Depreende-se que o crédito rural tem aplicação bastante ampla, não se destinando única e estritamente àqueles casos onde já existe um contratempo concretamente verificável, mas também ao fornecimento de meios para se estimular a produção e torná-la mais interessante ao produtor, a exemplo do que se verifica disponibilização de crédito para financiamentos.


Prorrogação do Crédito Rural: direito do produtor rural

Diante das diversas interferências negativas e fortuitas que envolvem no agronegócio, o produtor rural necessita com frequência de alternativas jurídicas concretas que assegurem a continuidade e viabilidade financeira de suas atividades.

Nesse sentido, visando regulamentar a matéria, o Manual de Crédito Rural do Banco Central do Brasil dispõe ser possível o alongamento da dívida sempre que se observar (i) a dificuldade de comercialização dos produtos, (ii) frustração da safra por fatores adversos ou (iii) eventuais ocorrências prejudiciais ao desenvolvimento das explorações.

É fundamental destacar que a prorrogação dos contratos de crédito rural não se trata de favor ou benefício concedido por benevolência das instituições financeiras: ao contrário, configura-se como verdadeiro direito potestativo do produtor rural, legalmente previstos e amparados por vasta jurisprudência, inclusive entendimento este sumulado pelo Tribunal Superior de Justiça. 

A súmula ressalta de forma inequívoca que as instituições financeiras não podem discricionariamente negar esses direitos quando preenchidos os requisitos legais, isto é, sua atuação se limita à verificação do preenchimento dos requisitos legais e não à conveniência do atendimento da solicitação, a qual, frisa-se, é amparada por lei.

Valendo-se desse entendimento, interessante é observar o posicionamento dos Tribunais de Justiça:

AGRAVO DE INSTRUMENTO – TUTELA CAUTELAR EM CÁRATER ANTECEDENTE - CÉDULA DE CRÉDITO BANCÁRIO - CRÉDITO RURAL - POSSIBILIDADE - ALONGAMENTO DE DÍVIDA – DIREITO DO DEVEDOR - SÚMULA 298 DO STJ - JUÍZO DE COGNIÇÃO SUMÁRIA - PRESENÇA DOS REQUISITOS DO ART. 300 DO CÓDIGO DE PROCESSO CIVIL - PROBABILIDADE DO DIREITO E PERIGO DE DANO OU RISCO AO RESULTADO ÚTIL DO PROCESSO DEMONSTRADOS – RECURSO DESPROVIDO. 1. A antecipação da tutela depende do cumprimento dos requisitos previstos no caput do art . 300 do CPC, quais sejam, a probabilidade do direito e o perigo de dano ou o risco ao resultado útil do processo. 2. Nos termos da súmula 298 do Superior Tribunal de Justiça, o alongamento de dívida originada de crédito rural não constitui faculdade da instituição financeira, mas direito do devedor nos termos da lei, quando preenchidos os requisitos.
(TJ-MT - AGRAVO DE INSTRUMENTO: 10187277020248110000, Relator.: NILZA MARIA POSSAS DE CARVALHO, Data de Julgamento: 05/11/2024, Primeira Câmara de Direito Privado, Data de Publicação: 08/11/2024)

APELAÇÃO – Embargos de devedor – Nota de Crédito Rural – Alongamento que constitui direito do devedor, nos termos da lei e Súmula 298 do STJ – Viabilidade da prorrogação – Requisitos do Manual de Crédito Rural e Resolução Nº 4.755/2019, do Banco Central preenchidos – Pedido de prorrogação formulado antes do vencimento ordinário da dívida – Indicação e comprovação dos motivos da necessidade de prorrogação – Extinção da execução.

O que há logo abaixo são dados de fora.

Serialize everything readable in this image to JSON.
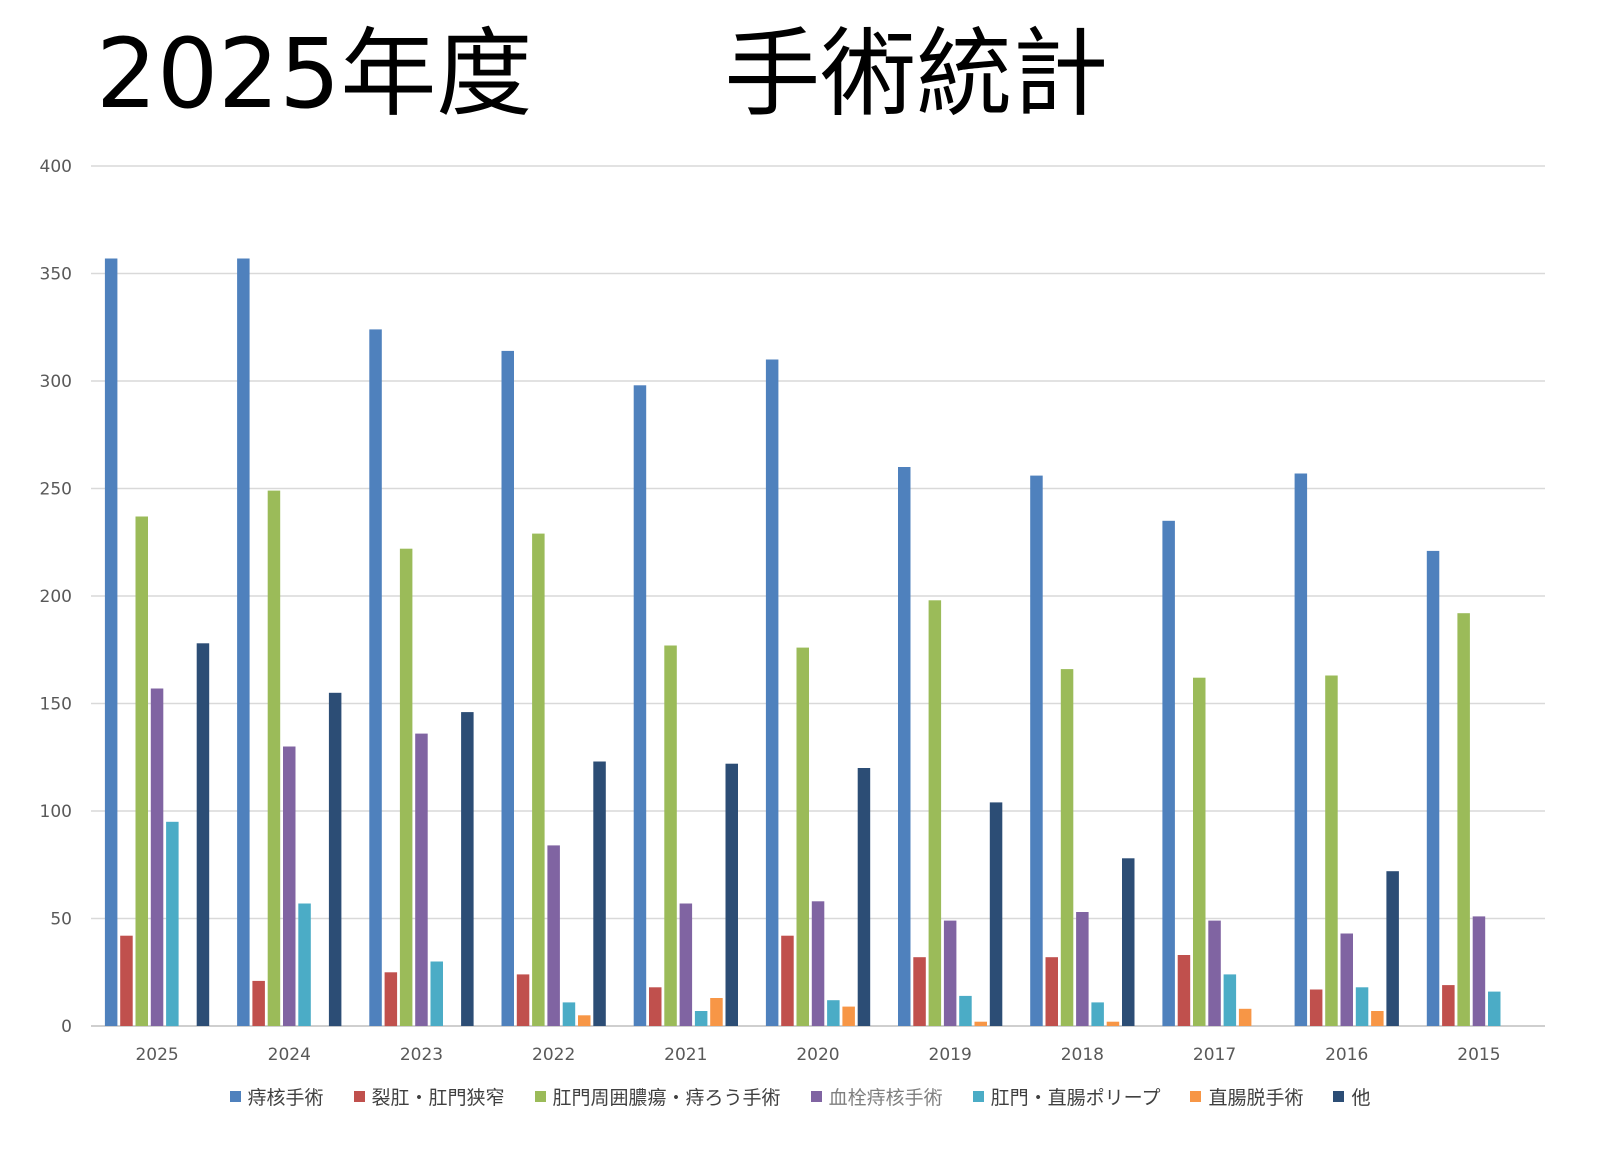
{
  "title": "2025年度　　手術統計",
  "chart_data": {
    "type": "bar",
    "categories": [
      "2025",
      "2024",
      "2023",
      "2022",
      "2021",
      "2020",
      "2019",
      "2018",
      "2017",
      "2016",
      "2015"
    ],
    "ylim": [
      0,
      400
    ],
    "yticks": [
      0,
      50,
      100,
      150,
      200,
      250,
      300,
      350,
      400
    ],
    "grid": true,
    "legend_position": "bottom",
    "series": [
      {
        "name": "痔核手術",
        "color": "#4f81bd",
        "values": [
          357,
          357,
          324,
          314,
          298,
          310,
          260,
          256,
          235,
          257,
          221
        ]
      },
      {
        "name": "裂肛・肛門狭窄",
        "color": "#c0504d",
        "values": [
          42,
          21,
          25,
          24,
          18,
          42,
          32,
          32,
          33,
          17,
          19
        ]
      },
      {
        "name": "肛門周囲膿瘍・痔ろう手術",
        "color": "#9bbb59",
        "values": [
          237,
          249,
          222,
          229,
          177,
          176,
          198,
          166,
          162,
          163,
          192
        ]
      },
      {
        "name": "血栓痔核手術",
        "color": "#8064a2",
        "values": [
          157,
          130,
          136,
          84,
          57,
          58,
          49,
          53,
          49,
          43,
          51
        ]
      },
      {
        "name": "肛門・直腸ポリープ",
        "color": "#4bacc6",
        "values": [
          95,
          57,
          30,
          11,
          7,
          12,
          14,
          11,
          24,
          18,
          16
        ]
      },
      {
        "name": "直腸脱手術",
        "color": "#f79646",
        "values": [
          0,
          0,
          0,
          5,
          13,
          9,
          2,
          2,
          8,
          7,
          0
        ]
      },
      {
        "name": "他",
        "color": "#2c4d75",
        "values": [
          178,
          155,
          146,
          123,
          122,
          120,
          104,
          78,
          0,
          72,
          0
        ]
      }
    ]
  }
}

Recurso provido.
(TJ-SP - Apelação Cível: 1001624-29 .2022.8.26.0315 Laranjal Paulista, Relator.: Eduardo Velho, Data de Julgamento: 23/05/2024, 17ª Câmara de Direito Privado, Data de Publicação: 23/05/2024)

Em atenção ao exposto, tanto legislação vigente quanto ao entendimento jurisprudencial, pode-se depreender que o alongamento da dívida se trata de verdadeiro direito do produtor rural sempre que preenchido os requisitos legais, não se permitindo a recusa infundada da instituição financeira.

Conclusão

Fica evidente que o produtor rural dispõe de mecanismos legais sólidos para resguardar suas atividades, em especial quando diante de adversidades ordinárias e extraordinárias.

A assessoria jurídica especializada é indispensável para garantir o correto exercício desses direitos, proporcionando a segurança da produção e preservação patrimonial. 

Em caso de dúvida ou dificuldade envolvendo crédito rural, recomenda-se buscar orientação profissional para assegurar a plenitude dos direitos, lembrando-se sempre que a prorrogação da dívida é um direito do produtor e não uma benevolência da instituição financeira.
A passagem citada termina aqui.